Once this is done there is a final step missing.
As the CCA-Projection-Layer is based on the internal statistics of the training batches
we fine tune it with a very large batch (here 25000 samples) to push the model
to its best performance:
python refine_cca.py --n_train 25000 --model models/mutopia_ccal_cont.py --data mutopia --train_split <path-to-sheet-manger>/sheet_manager/sheet_manager/splits/all_split.yaml --config exp_configs/mutopia_full_aug.yaml
After this step you should end up with fairly well performing mutimodal audio-sheet music encoders.
The code structure of the evaluation part of the repository is in line with the training functionality.
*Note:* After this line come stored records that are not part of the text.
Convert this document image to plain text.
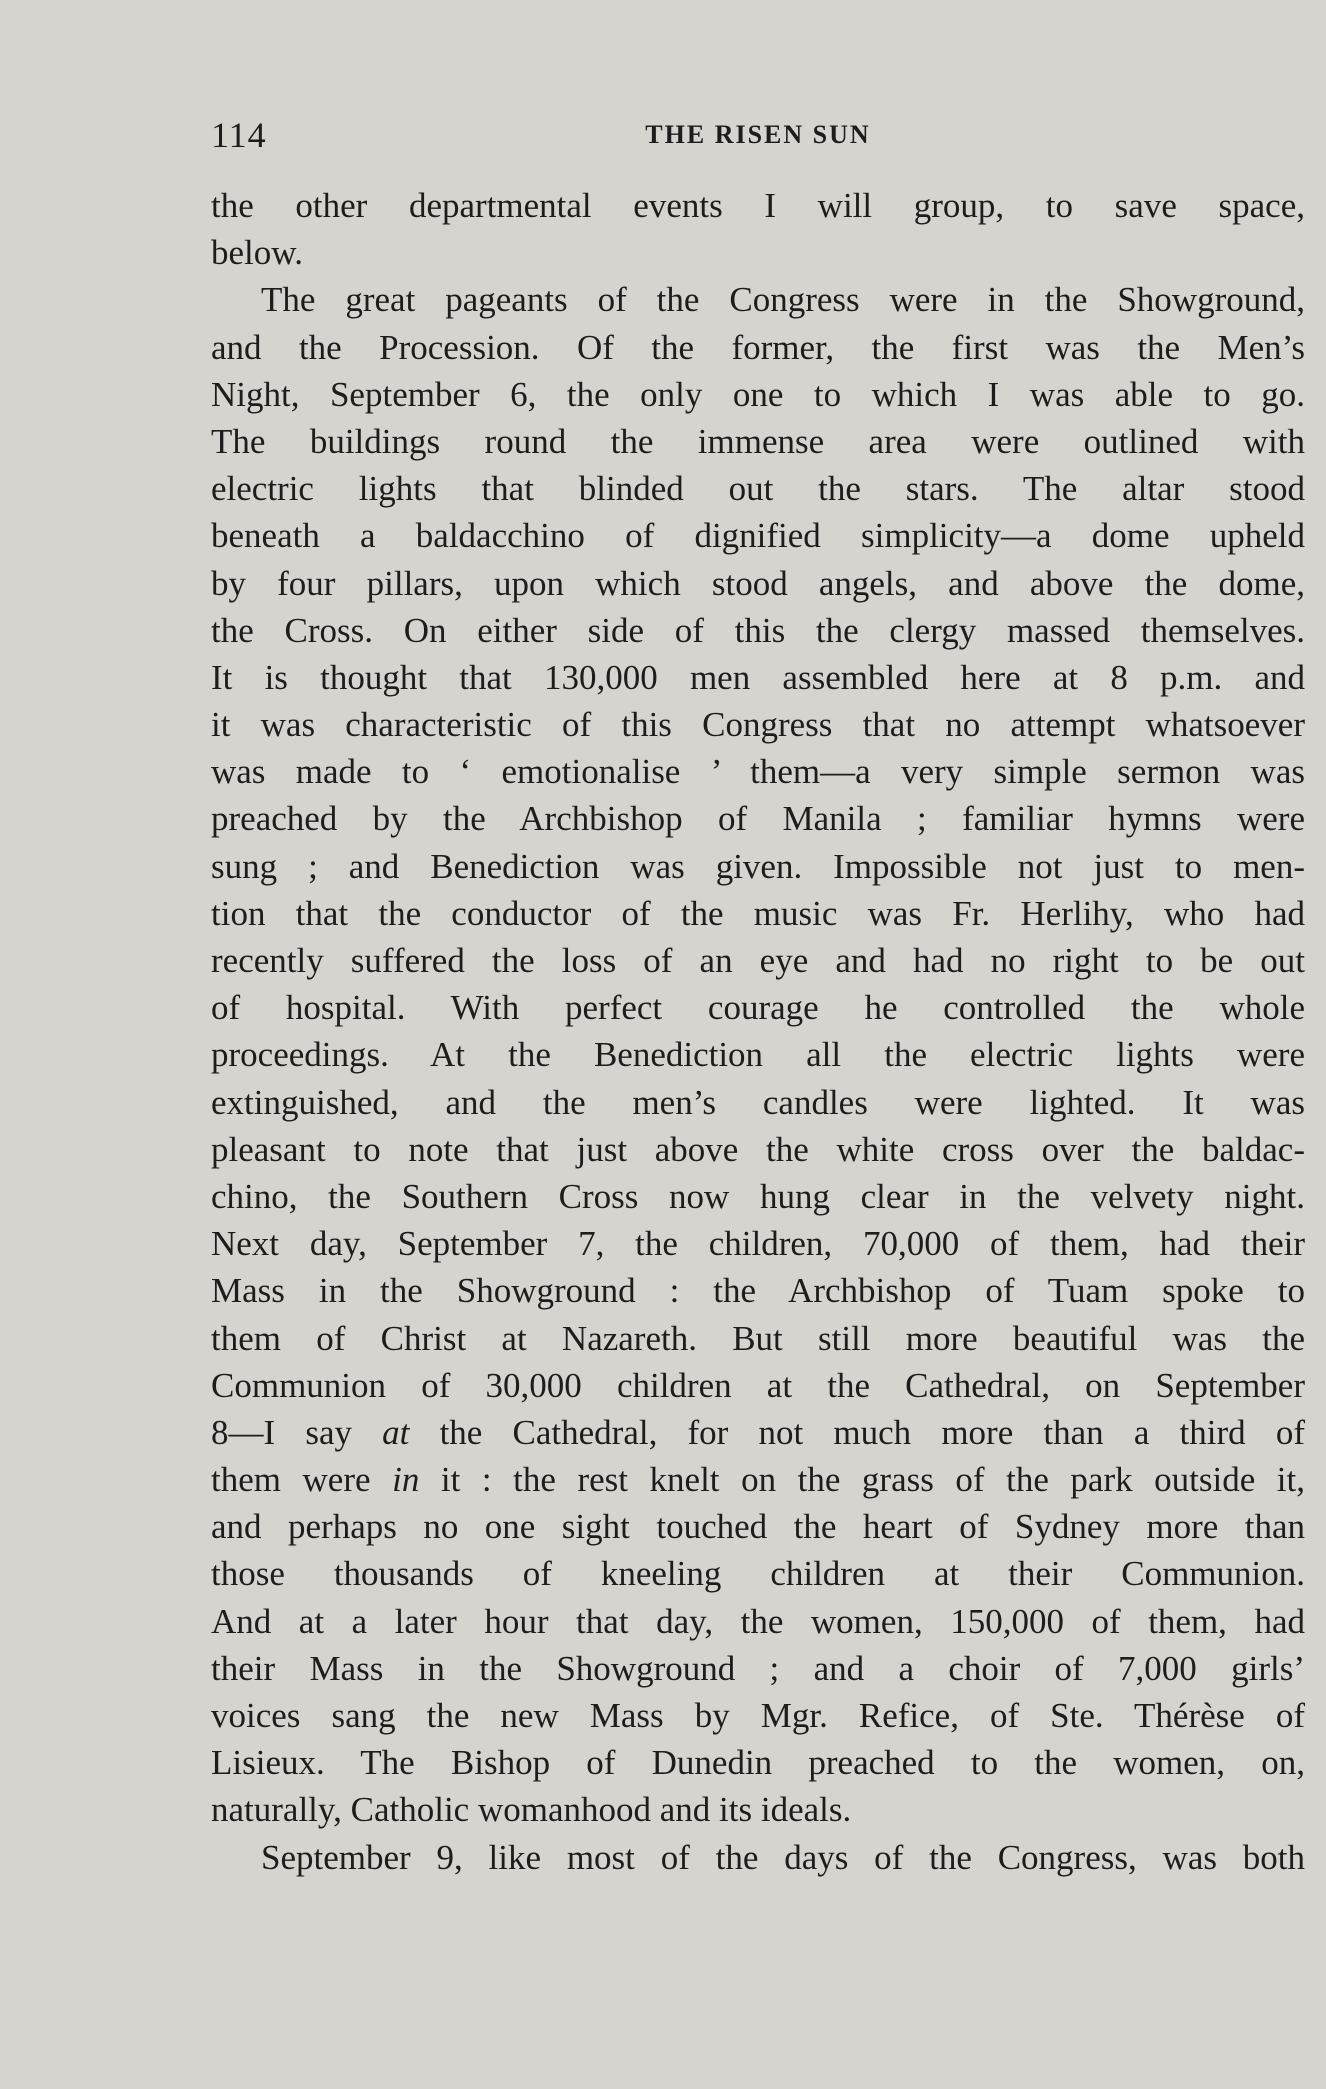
114	THE RISEN SUN
the other departmental events I will group, to save space,
below.
The great pageants of the Congress were in the Showground,
and the Procession. Of the former, the first was the Men’s
Night, September 6, the only one to which I was able to go.
The buildings round the immense area were outlined with
electric lights that blinded out the stars. The altar stood
beneath a baldacchino of dignified simplicity—a dome upheld
by four pillars, upon which stood angels, and above the dome,
the Cross. On either side of this the clergy massed themselves.
It is thought that 130,000 men assembled here at 8 p.m. and
it was characteristic of this Congress that no attempt whatsoever
was made to ‘ emotionalise ’ them—a very simple sermon was
preached by the Archbishop of Manila ; familiar hymns were
sung ; and Benediction was given. Impossible not just to men-
tion that the conductor of the music was Fr. Herlihy, who had
recently suffered the loss of an eye and had no right to be out
of hospital. With perfect courage he controlled the whole
proceedings. At the Benediction all the electric lights were
extinguished, and the men’s candles were lighted. It was
pleasant to note that just above the white cross over the baldac-
chino, the Southern Cross now hung clear in the velvety night.
Next day, September 7, the children, 70,000 of them, had their
Mass in the Showground : the Archbishop of Tuam spoke to
them of Christ at Nazareth. But still more beautiful was the
Communion of 30,000 children at the Cathedral, on September
8—I say at the Cathedral, for not much more than a third of
them were in it : the rest knelt on the grass of the park outside it,
and perhaps no one sight touched the heart of Sydney more than
those thousands of kneeling children at their Communion.
And at a later hour that day, the women, 150,000 of them, had
their Mass in the Showground ; and a choir of 7,000 girls’
voices sang the new Mass by Mgr. Refice, of Ste. Thérèse of
Lisieux. The Bishop of Dunedin preached to the women, on,
naturally, Catholic womanhood and its ideals.
September 9, like most of the days of the Congress, was both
To evaluate all models of a certain split at once simply call:
./eval_models.sh cuda0 models/mutopia_ccal_cont_rsz.py <path-to-sheet-manger>/sheet_manager/sheet_manager/splits/all_split.yaml
# $1 ... the device to evaluate on
# $2 ... the model to train
# $3 ... the train split (data) to use for evaluation
All results will be printed to your command line output
and in addition dumped to the model folder in your <EXP_ROOT> directory (if the flag --dump_results is active).
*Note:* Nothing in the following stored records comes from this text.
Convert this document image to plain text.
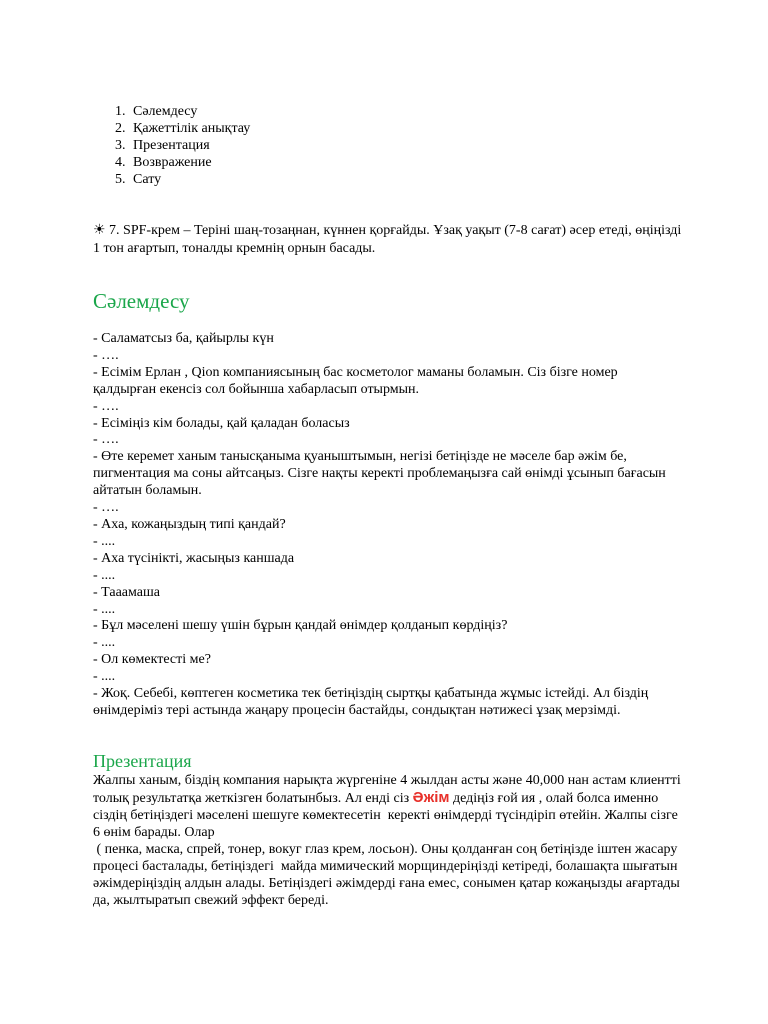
1. Сәлемдесу
2. Қажеттілік анықтау
3. Презентация
4. Возвражение
5. Сату

☀ 7. SPF-крем – Теріні шаң-тозаңнан, күннен қорғайды. Ұзақ уақыт (7-8 сағат) әсер етеді, өңіңізді 1 тон ағартып, тоналды кремнің орнын басады.

Сәлемдесу
- Саламатсыз ба, қайырлы күн
- ….
- Есімім Ерлан , Qion компаниясының бас косметолог маманы боламын. Сіз бізге номер қалдырған екенсіз сол бойынша хабарласып отырмын.
- ….
- Есіміңіз кім болады, қай қаладан боласыз
- ….
- Өте керемет ханым танысқаныма қуаныштымын, негізі бетіңізде не мәселе бар әжім бе, пигментация ма соны айтсаңыз. Сізге нақты керекті проблемаңызға сай өнімді ұсынып бағасын айтатын боламын.
- ….
- Аха, кожаңыздың типі қандай?
- ....
- Аха түсінікті, жасыңыз каншада
- ....
- Тааамаша
- ....
- Бұл мәселені шешу үшін бұрын қандай өнімдер қолданып көрдіңіз?
- ....
- Ол көмектесті ме?
- ....
- Жоқ. Себебі, көптеген косметика тек бетіңіздің сыртқы қабатында жұмыс істейді. Ал біздің өнімдеріміз тері астында жаңару процесін бастайды, сондықтан нәтижесі ұзақ мерзімді.
Презентация

Жалпы ханым, біздің компания нарықта жүргеніне 4 жылдан асты және 40,000 нан астам клиентті толық результатқа жеткізген болатынбыз. Ал енді сіз Әжім дедіңіз ғой ия , олай болса именно  сіздің бетіңіздегі мәселені шешуге көмектесетін  керекті өнімдерді түсіндіріп өтейін. Жалпы сізге  6 өнім барады. Олар
( пенка, маска, спрей, тонер, вокуг глаз крем, лосьон). Оны қолданған соң бетіңізде іштен жасару процесі басталады, бетіңіздегі  майда мимический морщиндеріңізді кетіреді, болашақта шығатын әжімдеріңіздің алдын алады. Бетіңіздегі әжімдерді ғана емес, сонымен қатар кожаңызды ағартады да, жылтыратып свежий эффект береді.
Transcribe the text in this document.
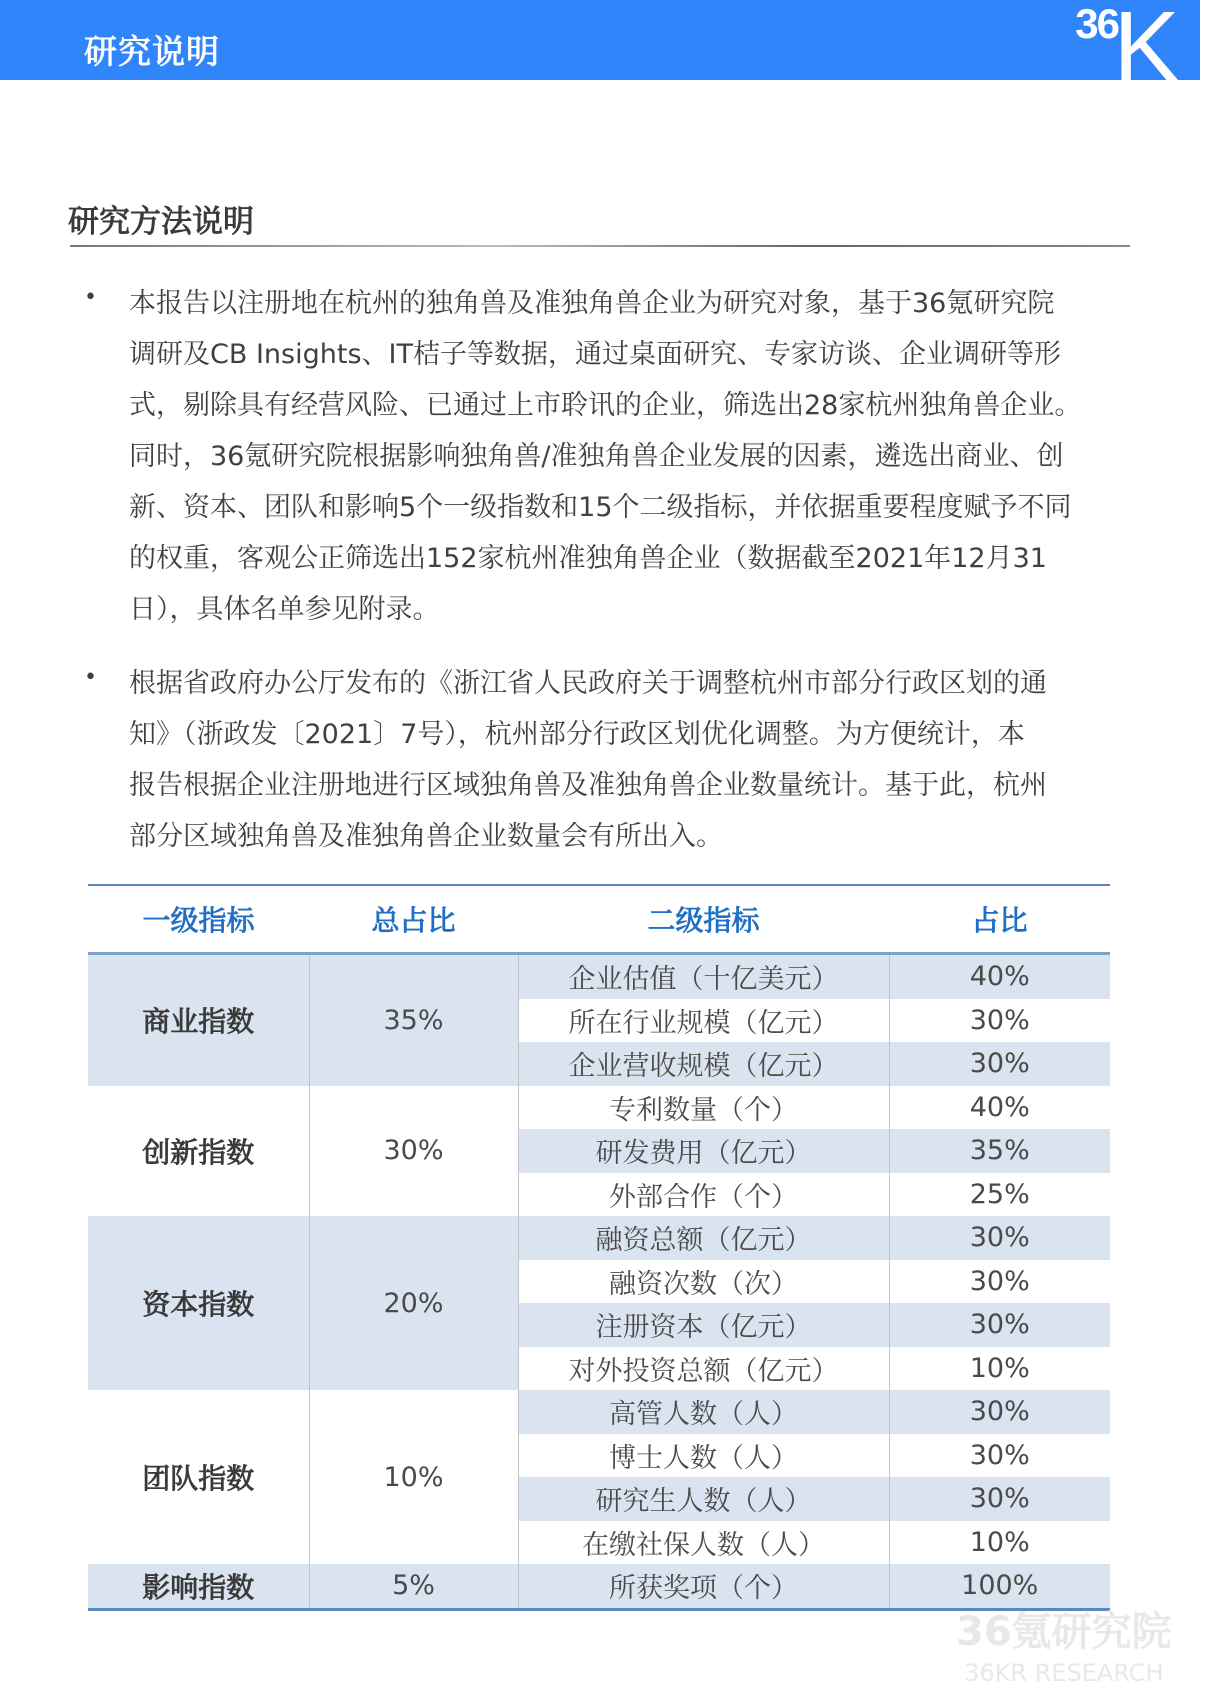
研究说明
36
K r
研究方法说明
• 本报告以注册地在杭州的独角兽及准独角兽企业为研究对象，基于36氪研究院
调研及CB Insights、IT桔子等数据，通过桌面研究、专家访谈、企业调研等形
式，剔除具有经营风险、已通过上市聆讯的企业，筛选出28家杭州独角兽企业。
同时，36氪研究院根据影响独角兽/准独角兽企业发展的因素，遴选出商业、创
新、资本、团队和影响5个一级指数和15个二级指标，并依据重要程度赋予不同
的权重，客观公正筛选出152家杭州准独角兽企业（数据截至2021年12月31
日），具体名单参见附录。
• 根据省政府办公厅发布的《浙江省人民政府关于调整杭州市部分行政区划的通
知》（浙政发〔2021〕7号），杭州部分行政区划优化调整。为方便统计，本
报告根据企业注册地进行区域独角兽及准独角兽企业数量统计。基于此，杭州
部分区域独角兽及准独角兽企业数量会有所出入。
一级指标	总占比	二级指标	占比
商业指数	35%	企业估值（十亿美元）	40%
		所在行业规模（亿元）	30%
		企业营收规模（亿元）	30%
创新指数	30%	专利数量（个）	40%
		研发费用（亿元）	35%
		外部合作（个）	25%
资本指数	20%	融资总额（亿元）	30%
		融资次数（次）	30%
		注册资本（亿元）	30%
		对外投资总额（亿元）	10%
团队指数	10%	高管人数（人）	30%
		博士人数（人）	30%
		研究生人数（人）	30%
		在缴社保人数（人）	10%
影响指数	5%	所获奖项（个）	100%
36氪研究院
36KR RESEARCH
Again, you can also evaluate the models individually:
python run_eval.py --dump_results --model models/mutopia_ccal_cont.py --data mutopia --train_split <path-to-sheet-manger>/sheet_manager/sheet_manager/splits/all_split.yaml --config exp_configs/mutopia_full_aug.yaml --estimate_UV --n_test 2000
By adding the flag
# (audio-query - to - sheet music)
--V2_to_V1
you can change the retrieval direction to audio-query - to - sheet music. If the flag is not present we retrieve audio (spectrogram excerpts) from image queries by default.
To reproduce our experiments on score and performance identification you can run the following shell script.
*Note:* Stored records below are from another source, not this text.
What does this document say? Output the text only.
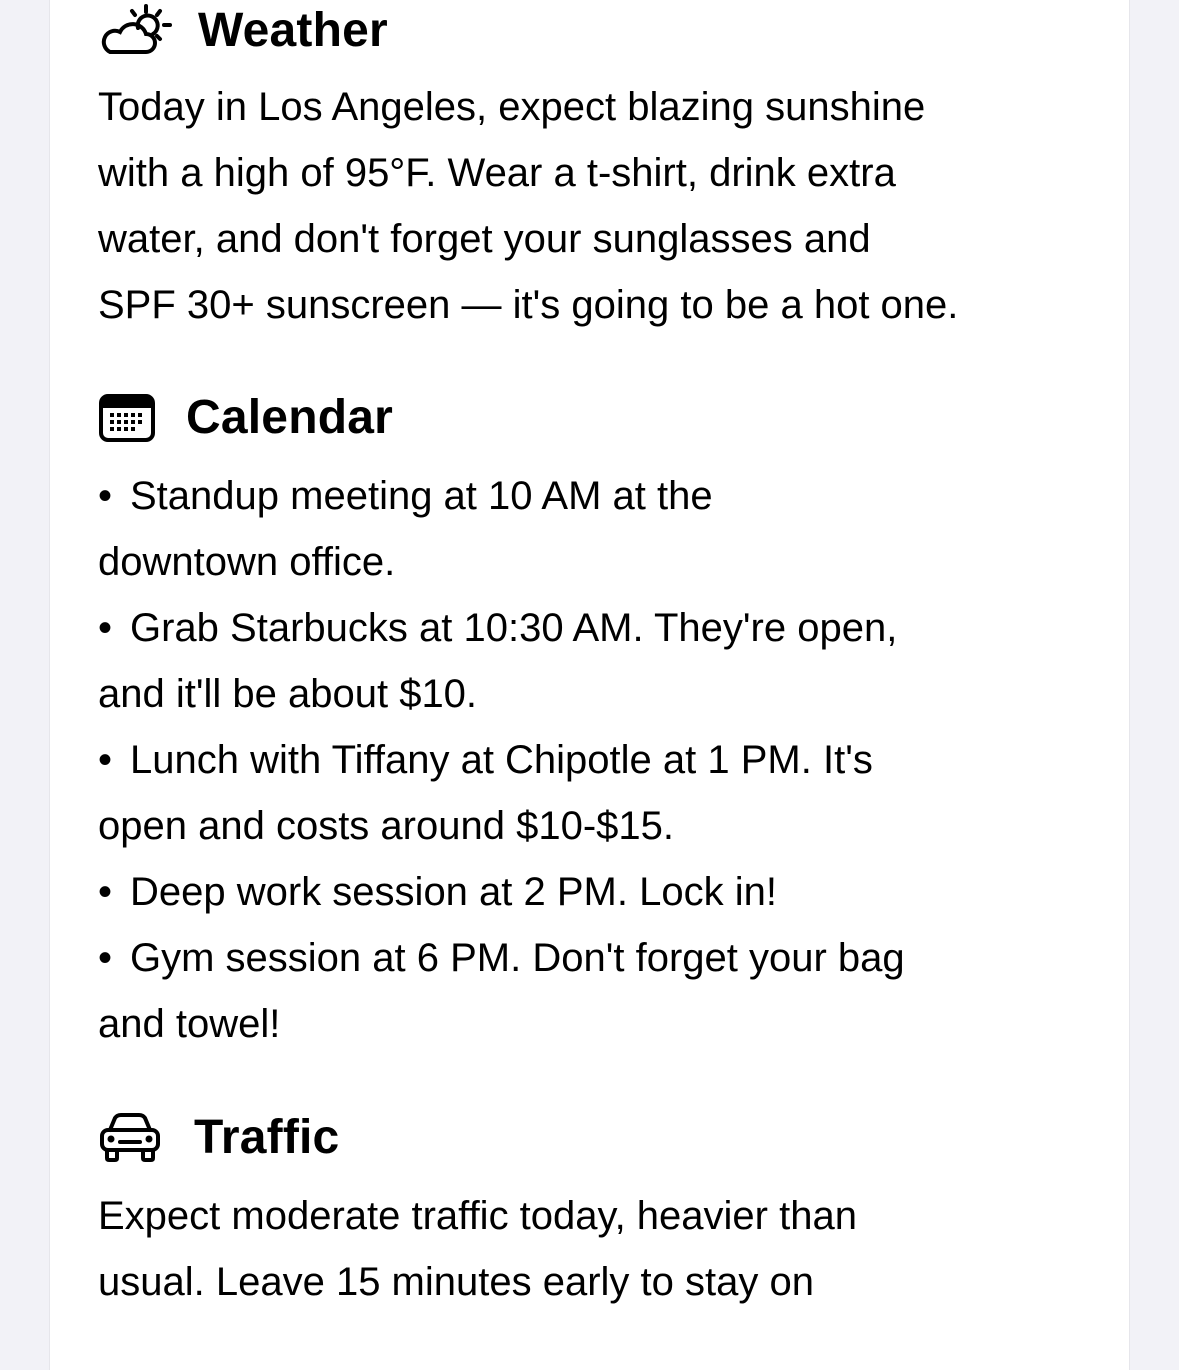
Weather
Today in Los Angeles, expect blazing sunshine
with a high of 95°F. Wear a t-shirt, drink extra
water, and don't forget your sunglasses and
SPF 30+ sunscreen — it's going to be a hot one.
Calendar
• Standup meeting at 10 AM at the
downtown office.
• Grab Starbucks at 10:30 AM. They're open,
and it'll be about $10.
• Lunch with Tiffany at Chipotle at 1 PM. It's
open and costs around $10-$15.
• Deep work session at 2 PM. Lock in!
• Gym session at 6 PM. Don't forget your bag
and towel!
Traffic
Expect moderate traffic today, heavier than
usual. Leave 15 minutes early to stay on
./eval_piece_retrieval.sh cuda0 models/mutopia_ccal_cont_rsz.py <path-to-sheet-manger>/sheet_manager/sheet_manager/splits/all_split.yaml
# $1 ... the device to evaluate on
# $2 ... the model to train
# $3 ... the train split (data) to use for evaluation
As above, you can also run these experiments individually by calling:
python audio_sheet_server.py --model models/mutopia_ccal_cont.py --full_eval --init_sheet_db --estimate_UV --dump_results --train_split <path-to-sheet-manger>/sheet_manager/sheet_manager/splits/all_split.yaml --config --config exp_configs/mutopia_full_aug.yaml
for score identification from audio recordings and
python sheet_audio_server.py --model models/mutopia_ccal_cont.py --full_eval --init_audio_db --estimate_UV --dump_results --train_split <path-to-sheet-manger>/sheet_manager/sheet_manager/splits/all_split.yaml --config --config exp_configs/mutopia_full_aug.yaml
for finding performances given a certain score as a query. The flags
--init_sheet_db
--init_audio_db
indicate weather to create a database of sheet snippets or audio excerpts or to load a precomputed database from the disk.